Но больше всего она боялась за дочь. На страницах материнского дневника Рейчел выглядела не шумным, радостным ребенком, которым можно гордиться, хотя порой он доставляет огорчения («У нее наблюдается склонность к игре… У нее такое доброе и щедрое сердце, что я ужасаюсь, представляя себе, что́ мир сделает с ним…»), а вечно недовольным, унылым, саморазрушительным существом («Ее резкость беспокоит меня меньше, чем неразборчивость; господи, ей ведь всего тринадцать… Она прыгает в воду в самом глубоком месте, а потом жалуется: мол, там слишком глубоко, и это
Через пятнадцать страниц шел такой пассаж: «Признаюсь со стыдом, что я была не лучшей матерью. У меня не хватало терпения мириться с последствиями недоразвития лобной доли. Временами я слишком резка и придираюсь, вместо того чтобы служить примером терпеливости. Боюсь, ей пришлось подвергаться бесцеремонному принуждению. И еще – отсутствие отца. В ее душе образовалась пустота».
Через несколько страниц мать вернулась к этой теме: «Боюсь, она растратит свою жизнь на поиски вещей, стараясь заполнить эту пустоту чем-нибудь преходящим, игрушками для души, вроде всяких новомодных средств или самолечения. Она считает себя жизнерадостным бунтовщиком, а на деле поверхностна. Ей не хватает
Еще через несколько страниц стояла запись без даты: «Сейчас она больна, прикована к постели и нуждается в помощи больше, чем обычно. То и дело задает вопрос: „Кто он, мама?“ Она выглядит такой слабой – хрупкой, слезливой и слабой. В ней столько замечательного, в моей драгоценной Рейчел, но ей не хватает силы. Если я расскажу о Джеймсе, она отправится его искать. А он разобьет ей сердце. Зачем же содействовать ему в этом? Разве после всего пережитого я позволю ему снова ранить ее? Долбать ее прекрасное уязвленное сердце? Сегодня я видела его».

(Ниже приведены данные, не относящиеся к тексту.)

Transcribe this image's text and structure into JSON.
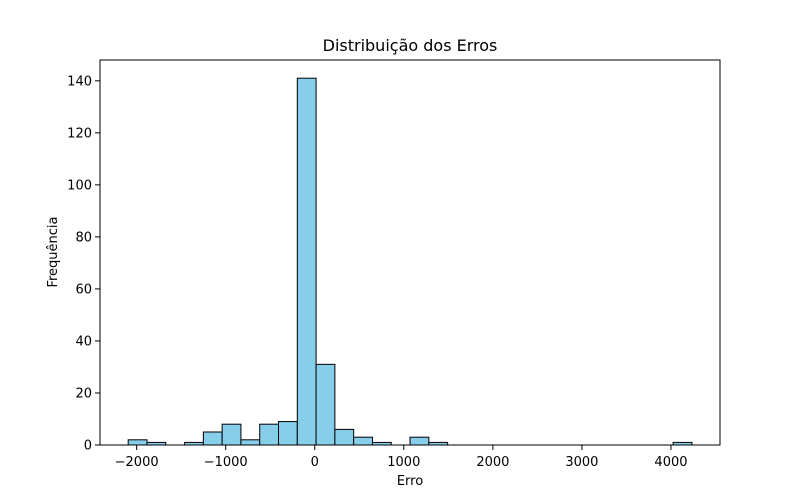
{
  "chart_data": {
    "type": "bar",
    "subtype": "histogram",
    "title": "Distribuição dos Erros",
    "xlabel": "Erro",
    "ylabel": "Frequência",
    "xlim": [
      -2411.5,
      4550.5
    ],
    "ylim": [
      0,
      148
    ],
    "xticks": [
      -2000,
      -1000,
      0,
      1000,
      2000,
      3000,
      4000
    ],
    "xtick_labels": [
      "−2000",
      "−1000",
      "0",
      "1000",
      "2000",
      "3000",
      "4000"
    ],
    "yticks": [
      0,
      20,
      40,
      60,
      80,
      100,
      120,
      140
    ],
    "ytick_labels": [
      "0",
      "20",
      "40",
      "60",
      "80",
      "100",
      "120",
      "140"
    ],
    "grid": false,
    "legend": "none",
    "bar_color": "#87ceeb",
    "edge_color": "#000000",
    "bins": [
      {
        "start": -2095,
        "end": -1884,
        "count": 2
      },
      {
        "start": -1884,
        "end": -1673,
        "count": 1
      },
      {
        "start": -1673,
        "end": -1462,
        "count": 0
      },
      {
        "start": -1462,
        "end": -1251,
        "count": 1
      },
      {
        "start": -1251,
        "end": -1040,
        "count": 5
      },
      {
        "start": -1040,
        "end": -829,
        "count": 8
      },
      {
        "start": -829,
        "end": -618,
        "count": 2
      },
      {
        "start": -618,
        "end": -407,
        "count": 8
      },
      {
        "start": -407,
        "end": -196,
        "count": 9
      },
      {
        "start": -196,
        "end": 15,
        "count": 141
      },
      {
        "start": 15,
        "end": 226,
        "count": 31
      },
      {
        "start": 226,
        "end": 437,
        "count": 6
      },
      {
        "start": 437,
        "end": 648,
        "count": 3
      },
      {
        "start": 648,
        "end": 859,
        "count": 1
      },
      {
        "start": 859,
        "end": 1070,
        "count": 0
      },
      {
        "start": 1070,
        "end": 1281,
        "count": 3
      },
      {
        "start": 1281,
        "end": 1492,
        "count": 1
      },
      {
        "start": 1492,
        "end": 1703,
        "count": 0
      },
      {
        "start": 1703,
        "end": 1914,
        "count": 0
      },
      {
        "start": 1914,
        "end": 2125,
        "count": 0
      },
      {
        "start": 2125,
        "end": 2336,
        "count": 0
      },
      {
        "start": 2336,
        "end": 2547,
        "count": 0
      },
      {
        "start": 2547,
        "end": 2758,
        "count": 0
      },
      {
        "start": 2758,
        "end": 2969,
        "count": 0
      },
      {
        "start": 2969,
        "end": 3180,
        "count": 0
      },
      {
        "start": 3180,
        "end": 3391,
        "count": 0
      },
      {
        "start": 3391,
        "end": 3602,
        "count": 0
      },
      {
        "start": 3602,
        "end": 3813,
        "count": 0
      },
      {
        "start": 3813,
        "end": 4024,
        "count": 0
      },
      {
        "start": 4024,
        "end": 4235,
        "count": 1
      }
    ]
  }
}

У Рейчел, сидевшей на предпоследней ступеньке подвальной лестницы, перехватило дыхание и помутнело в глазах. Она вцепилась в блокнот.
«Сегодня я видела его».
«Он меня не заметил. Я остановила машину около дома, в котором он поселился, оставив нас. Он стоял на лужайке перед домом, рядом с ним были они – жена, дети, которые заменили ему нас. Волос стало гораздо меньше, живот и шея сделались дряблыми. Сомнительное утешение. Выглядит счастливым. Господи прости, по-моему, хуже не могло случиться ничего. Я не верю в счастье, ни в качестве идеала, ни в качестве состояния духа, а он между тем счастлив. Видимо, раньше его счастью угрожала наша дочь, которая не была нужна еще до ее рождения, и тем более – после. Она напоминала ему обо мне. О том, насколько я ему неприятна. Он навредил бы ей. Из всех, кто был в его жизни, только я не желала обожать его, и этого он не прощал Рейчел. Он думал, что я говорю ей гадости о нем. Как всем известно, Джеймс не выносил критики в адрес себя любимого».
Рейчел была прикована к постели только один раз в жизни – во втором классе средней школы, когда она подхватила мононуклеоз перед самыми рождественскими каникулами. Болезнь выбрала очень удачный момент – Рейчел пролежала в постели тринадцать дней и еще пять набиралась сил, чтобы пойти в школу. В итоге она пропустила всего три дня занятий.
И наверное, как раз в это время мать видела Джеймса. Тогда она читала цикл лекций в Уэслианском университете и сняла дом в Мидлтауне, штат Коннектикут. Именно там и валялась в постели Рейчел. Она со смущением вспомнила, что мать не отходила от нее во время болезни, кроме одного раза, когда надо было купить продукты и вино.